Vor allem am Glühweinstand vor Weihnachten in der Fußgängerzone Bad Lauterbergs konnten sich die Clubmitglieder über die hohe Spendenbereitschaft der heimischen Bevölkerung freuen. Ob in diesem Jahr der Club den Glühweinstand wieder aufbauen kann, um Spenden für das Projekt zu sammeln, wird allerdings von der Corona-Lage abhängen.

Info: Zwei Virologen

Der Welt-Polio-Tag wurde von der Weltgesundheitsorganisation WHO im Gedenken an den US-Amerikaner Jonas Salk eingeführt.

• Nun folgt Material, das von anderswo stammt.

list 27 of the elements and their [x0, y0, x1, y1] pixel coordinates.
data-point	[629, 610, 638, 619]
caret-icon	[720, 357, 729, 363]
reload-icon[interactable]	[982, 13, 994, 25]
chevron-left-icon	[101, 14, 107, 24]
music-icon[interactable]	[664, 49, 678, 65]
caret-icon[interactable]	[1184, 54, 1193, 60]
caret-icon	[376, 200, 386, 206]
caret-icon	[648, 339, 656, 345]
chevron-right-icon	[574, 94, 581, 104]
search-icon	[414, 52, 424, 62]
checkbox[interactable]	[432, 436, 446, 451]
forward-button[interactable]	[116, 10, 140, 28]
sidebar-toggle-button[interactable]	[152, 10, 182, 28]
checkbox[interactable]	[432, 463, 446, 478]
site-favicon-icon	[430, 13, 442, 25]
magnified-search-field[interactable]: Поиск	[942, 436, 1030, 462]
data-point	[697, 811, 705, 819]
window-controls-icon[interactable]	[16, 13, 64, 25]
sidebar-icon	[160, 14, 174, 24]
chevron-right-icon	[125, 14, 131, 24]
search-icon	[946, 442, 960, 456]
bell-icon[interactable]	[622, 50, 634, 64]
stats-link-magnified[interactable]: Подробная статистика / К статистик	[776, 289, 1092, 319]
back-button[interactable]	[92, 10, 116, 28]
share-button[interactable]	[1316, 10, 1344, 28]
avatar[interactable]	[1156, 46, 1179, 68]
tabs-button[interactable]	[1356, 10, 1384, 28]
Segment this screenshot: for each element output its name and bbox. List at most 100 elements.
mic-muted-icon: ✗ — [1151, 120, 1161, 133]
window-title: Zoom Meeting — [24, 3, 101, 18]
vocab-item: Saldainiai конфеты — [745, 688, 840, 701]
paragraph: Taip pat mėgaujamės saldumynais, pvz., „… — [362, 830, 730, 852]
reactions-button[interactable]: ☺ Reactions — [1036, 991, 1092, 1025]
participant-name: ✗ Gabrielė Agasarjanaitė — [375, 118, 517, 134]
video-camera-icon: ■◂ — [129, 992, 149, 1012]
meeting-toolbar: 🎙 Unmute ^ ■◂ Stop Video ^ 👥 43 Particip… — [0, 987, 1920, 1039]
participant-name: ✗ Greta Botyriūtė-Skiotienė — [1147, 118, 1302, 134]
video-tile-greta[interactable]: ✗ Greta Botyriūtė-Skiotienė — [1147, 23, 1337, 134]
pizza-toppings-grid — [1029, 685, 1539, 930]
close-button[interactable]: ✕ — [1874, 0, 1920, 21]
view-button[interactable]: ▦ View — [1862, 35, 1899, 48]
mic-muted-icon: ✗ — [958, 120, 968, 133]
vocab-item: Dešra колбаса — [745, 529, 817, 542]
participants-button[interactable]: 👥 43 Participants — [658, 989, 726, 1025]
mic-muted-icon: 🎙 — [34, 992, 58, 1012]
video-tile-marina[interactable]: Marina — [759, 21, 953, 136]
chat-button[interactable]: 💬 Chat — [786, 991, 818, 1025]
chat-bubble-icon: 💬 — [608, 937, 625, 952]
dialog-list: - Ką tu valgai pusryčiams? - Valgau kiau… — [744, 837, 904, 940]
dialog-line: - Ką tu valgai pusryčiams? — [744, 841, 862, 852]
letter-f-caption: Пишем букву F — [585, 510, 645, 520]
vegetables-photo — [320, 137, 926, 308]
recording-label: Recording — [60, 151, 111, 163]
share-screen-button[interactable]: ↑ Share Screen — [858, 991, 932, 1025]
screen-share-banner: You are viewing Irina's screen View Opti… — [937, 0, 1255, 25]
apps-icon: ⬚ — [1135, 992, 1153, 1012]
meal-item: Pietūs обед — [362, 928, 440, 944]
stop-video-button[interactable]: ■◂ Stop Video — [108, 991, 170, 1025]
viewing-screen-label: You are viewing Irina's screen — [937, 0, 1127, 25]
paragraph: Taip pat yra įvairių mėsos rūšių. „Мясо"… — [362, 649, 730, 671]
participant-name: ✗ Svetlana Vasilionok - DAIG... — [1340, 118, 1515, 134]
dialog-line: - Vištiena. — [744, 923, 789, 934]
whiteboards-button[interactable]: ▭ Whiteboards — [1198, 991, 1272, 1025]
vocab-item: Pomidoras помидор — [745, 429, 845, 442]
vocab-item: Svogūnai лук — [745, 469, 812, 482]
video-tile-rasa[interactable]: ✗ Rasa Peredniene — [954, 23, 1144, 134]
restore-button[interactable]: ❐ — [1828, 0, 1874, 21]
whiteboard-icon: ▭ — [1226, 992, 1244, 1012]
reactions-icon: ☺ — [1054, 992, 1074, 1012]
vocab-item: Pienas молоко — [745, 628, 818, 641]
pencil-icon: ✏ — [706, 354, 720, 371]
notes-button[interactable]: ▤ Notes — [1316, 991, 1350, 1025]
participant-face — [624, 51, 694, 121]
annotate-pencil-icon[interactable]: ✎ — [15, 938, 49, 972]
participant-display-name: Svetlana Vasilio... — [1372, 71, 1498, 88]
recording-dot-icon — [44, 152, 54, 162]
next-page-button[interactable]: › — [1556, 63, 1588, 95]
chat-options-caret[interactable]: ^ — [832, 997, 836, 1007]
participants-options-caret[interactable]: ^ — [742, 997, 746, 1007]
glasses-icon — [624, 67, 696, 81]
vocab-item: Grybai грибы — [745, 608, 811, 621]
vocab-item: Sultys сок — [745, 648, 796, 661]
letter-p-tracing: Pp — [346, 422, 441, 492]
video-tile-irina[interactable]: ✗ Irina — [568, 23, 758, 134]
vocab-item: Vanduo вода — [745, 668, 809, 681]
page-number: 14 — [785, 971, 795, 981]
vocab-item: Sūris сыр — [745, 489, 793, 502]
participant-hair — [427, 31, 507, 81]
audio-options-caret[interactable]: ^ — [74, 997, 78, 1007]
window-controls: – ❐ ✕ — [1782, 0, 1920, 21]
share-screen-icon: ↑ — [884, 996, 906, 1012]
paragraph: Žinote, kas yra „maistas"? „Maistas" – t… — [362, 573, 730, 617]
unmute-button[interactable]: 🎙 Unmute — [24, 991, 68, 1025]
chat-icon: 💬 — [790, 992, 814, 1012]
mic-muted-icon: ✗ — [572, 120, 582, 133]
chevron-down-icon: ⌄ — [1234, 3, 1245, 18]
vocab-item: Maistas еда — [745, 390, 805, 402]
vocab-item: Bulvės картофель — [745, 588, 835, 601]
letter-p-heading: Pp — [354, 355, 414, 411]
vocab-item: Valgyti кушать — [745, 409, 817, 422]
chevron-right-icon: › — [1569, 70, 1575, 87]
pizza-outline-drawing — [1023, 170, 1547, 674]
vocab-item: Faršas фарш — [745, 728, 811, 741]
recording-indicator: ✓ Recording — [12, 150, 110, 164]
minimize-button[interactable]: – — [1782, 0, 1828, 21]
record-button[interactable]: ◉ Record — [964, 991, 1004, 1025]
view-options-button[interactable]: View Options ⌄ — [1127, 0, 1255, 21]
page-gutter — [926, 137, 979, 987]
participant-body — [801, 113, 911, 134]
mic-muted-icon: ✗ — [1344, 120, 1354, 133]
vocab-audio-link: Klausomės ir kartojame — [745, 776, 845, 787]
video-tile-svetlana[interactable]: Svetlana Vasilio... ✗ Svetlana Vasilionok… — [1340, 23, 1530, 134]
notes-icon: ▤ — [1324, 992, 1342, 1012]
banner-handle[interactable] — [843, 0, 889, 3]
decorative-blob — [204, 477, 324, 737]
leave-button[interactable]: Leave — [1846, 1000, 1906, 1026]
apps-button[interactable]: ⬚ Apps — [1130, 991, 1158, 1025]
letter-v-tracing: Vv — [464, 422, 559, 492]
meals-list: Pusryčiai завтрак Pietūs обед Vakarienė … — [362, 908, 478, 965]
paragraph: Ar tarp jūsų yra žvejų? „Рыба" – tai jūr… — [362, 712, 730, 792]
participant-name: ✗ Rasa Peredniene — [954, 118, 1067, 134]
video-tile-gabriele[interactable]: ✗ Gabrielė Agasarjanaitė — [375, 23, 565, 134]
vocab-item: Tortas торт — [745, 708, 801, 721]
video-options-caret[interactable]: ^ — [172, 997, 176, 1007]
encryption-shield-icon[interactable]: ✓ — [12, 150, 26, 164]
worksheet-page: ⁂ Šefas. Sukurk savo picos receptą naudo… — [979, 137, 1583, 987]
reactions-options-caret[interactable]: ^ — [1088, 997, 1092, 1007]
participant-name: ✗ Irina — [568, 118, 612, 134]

Salk entwickelte den ersten injizierbaren Impfstoff, den er 1955 erfolgreich einführte.

Etwas später entwickelte Albert Bruce Sabin den oralen Impfstoff, der Anfang der 1960er-Jahre zur Verfügung stand. Beiden Virologen ist es zu verdanken, dass wir uns heute vor Polio schützen können.